3. Longitudinal follow‑up of the same cohort will reveal that those with the combined biomarker profile (low D1/D2, habit impairment, heightened SCAN‑BG connectivity) develop greater putamen‑caudate volume loss over 2‑year intervals and have a higher incidence of clinically diagnosed Parkinson’s disease within five years.
4. Experimental normalization of D1/D2 signaling—using a low‑dose D1 agonist in a double‑blind, crossover design—should transiently improve habit‑learning accuracy and reduce SCAN‑BG hyperconnectivity, indicating causal linkage.

Methods to Falsify

• If PET‑derived D1/D2 ratios show no correlation with habit‑learning scores across the age range, the proposed mechanistic link is weakened.
• If habit‑learning impairment fails to predict subsequent SCAN‑BG hyperconnectivity or BTC volume change, the compensatory network hypothesis loses support.
• If administering a D1 agonist does not alter habit performance or SCAN connectivity, the directionality of the D1/D2 → habit → SCAN pathway is called into question.

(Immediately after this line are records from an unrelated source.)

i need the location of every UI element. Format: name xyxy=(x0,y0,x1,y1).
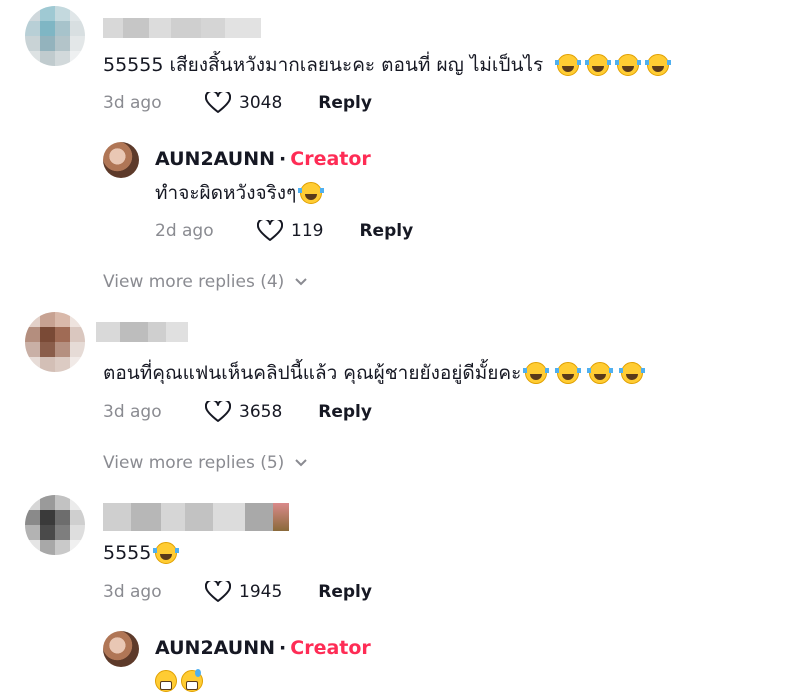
reply-text xyxy=(155,668,203,694)
like-button[interactable]: 3048 xyxy=(205,92,282,114)
reply-button[interactable]: Reply xyxy=(318,93,372,113)
comment-text: 5555 xyxy=(103,540,180,566)
like-count: 3658 xyxy=(239,402,283,422)
like-button[interactable]: 119 xyxy=(257,220,323,242)
chevron-down-icon xyxy=(295,278,308,286)
heart-icon xyxy=(205,581,231,602)
comment-text: ตอนที่คุณแฟนเห็นคลิปนี้แล้ว คุณผู้ชายยัง… xyxy=(103,360,646,386)
comment-text-content: ตอนที่คุณแฟนเห็นคลิปนี้แล้ว คุณผู้ชายยัง… xyxy=(103,362,522,384)
username-blurred[interactable] xyxy=(103,18,261,38)
like-button[interactable]: 3658 xyxy=(205,401,282,423)
timestamp: 3d ago xyxy=(103,93,162,113)
tears-of-joy-icon xyxy=(585,54,612,76)
tears-of-joy-icon xyxy=(298,182,325,204)
avatar[interactable] xyxy=(25,6,85,66)
creator-username[interactable]: AUN2AUNN xyxy=(155,148,275,170)
view-more-label: View more replies (5) xyxy=(103,453,285,473)
reply-button[interactable]: Reply xyxy=(359,221,413,241)
heart-icon xyxy=(205,92,231,113)
avatar[interactable] xyxy=(25,495,85,555)
grinning-sweat-icon xyxy=(181,669,203,692)
comment-meta: 3d ago 3048 Reply xyxy=(103,92,372,114)
avatar[interactable] xyxy=(25,312,85,372)
comment-meta: 3d ago 3658 Reply xyxy=(103,401,372,423)
heart-icon xyxy=(257,220,283,241)
separator-dot: · xyxy=(279,148,287,170)
comment-meta: 3d ago 1945 Reply xyxy=(103,581,372,603)
creator-badge: Creator xyxy=(290,148,371,170)
creator-name-line: AUN2AUNN · Creator xyxy=(155,148,371,170)
tears-of-joy-icon xyxy=(555,362,582,384)
tears-of-joy-icon xyxy=(619,362,646,384)
grinning-face-icon xyxy=(155,670,177,692)
comment-text-content: 55555 เสียงสิ้นหวังมากเลยนะคะ ตอนที่ ผญ … xyxy=(103,54,544,76)
view-more-label: View more replies (4) xyxy=(103,272,285,292)
tears-of-joy-icon xyxy=(523,362,550,384)
like-count: 1945 xyxy=(239,582,283,602)
heart-icon xyxy=(205,401,231,422)
comment-text-content: 5555 xyxy=(103,542,152,564)
username-blurred[interactable] xyxy=(103,503,289,531)
reply-text-content: ทำจะผิดหวังจริงๆ xyxy=(155,182,297,204)
reply-button[interactable]: Reply xyxy=(318,582,372,602)
chevron-down-icon xyxy=(295,459,308,467)
reply-meta: 2d ago 119 Reply xyxy=(155,220,413,242)
creator-badge: Creator xyxy=(290,637,371,659)
timestamp: 3d ago xyxy=(103,582,162,602)
tears-of-joy-icon xyxy=(587,362,614,384)
username-blurred[interactable] xyxy=(96,322,188,342)
separator-dot: · xyxy=(279,637,287,659)
creator-username[interactable]: AUN2AUNN xyxy=(155,637,275,659)
reply-button[interactable]: Reply xyxy=(318,402,372,422)
timestamp: 3d ago xyxy=(103,402,162,422)
creator-avatar[interactable] xyxy=(103,142,139,178)
tears-of-joy-icon xyxy=(645,54,672,76)
tears-of-joy-icon xyxy=(153,542,180,564)
like-button[interactable]: 1945 xyxy=(205,581,282,603)
creator-name-line: AUN2AUNN · Creator xyxy=(155,637,371,659)
comment-text: 55555 เสียงสิ้นหวังมากเลยนะคะ ตอนที่ ผญ … xyxy=(103,52,672,78)
timestamp: 2d ago xyxy=(155,221,214,241)
reply-text: ทำจะผิดหวังจริงๆ xyxy=(155,180,325,206)
like-count: 3048 xyxy=(239,93,283,113)
view-more-replies[interactable]: View more replies (4) xyxy=(103,272,308,292)
tears-of-joy-icon xyxy=(615,54,642,76)
like-count: 119 xyxy=(291,221,324,241)
creator-avatar[interactable] xyxy=(103,631,139,667)
view-more-replies[interactable]: View more replies (5) xyxy=(103,453,308,473)
tears-of-joy-icon xyxy=(555,54,582,76)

We can't claim causality without such evidence.
• Conversely, demonstration that SCAN hyperconnectivity arises independently of striatal D1/D2 status (e.g., in subjects with normal ratios but high connectivity) would falsify the claim that receptor imbalance drives the network alteration.

By integrating molecular imaging, behavioral habit assessment, and network‑level MRI, this framework offers a falsifiable, stepwise route from aging‑related dopaminergic imbalance to the earliest detectable signs of Parkinson’s disease.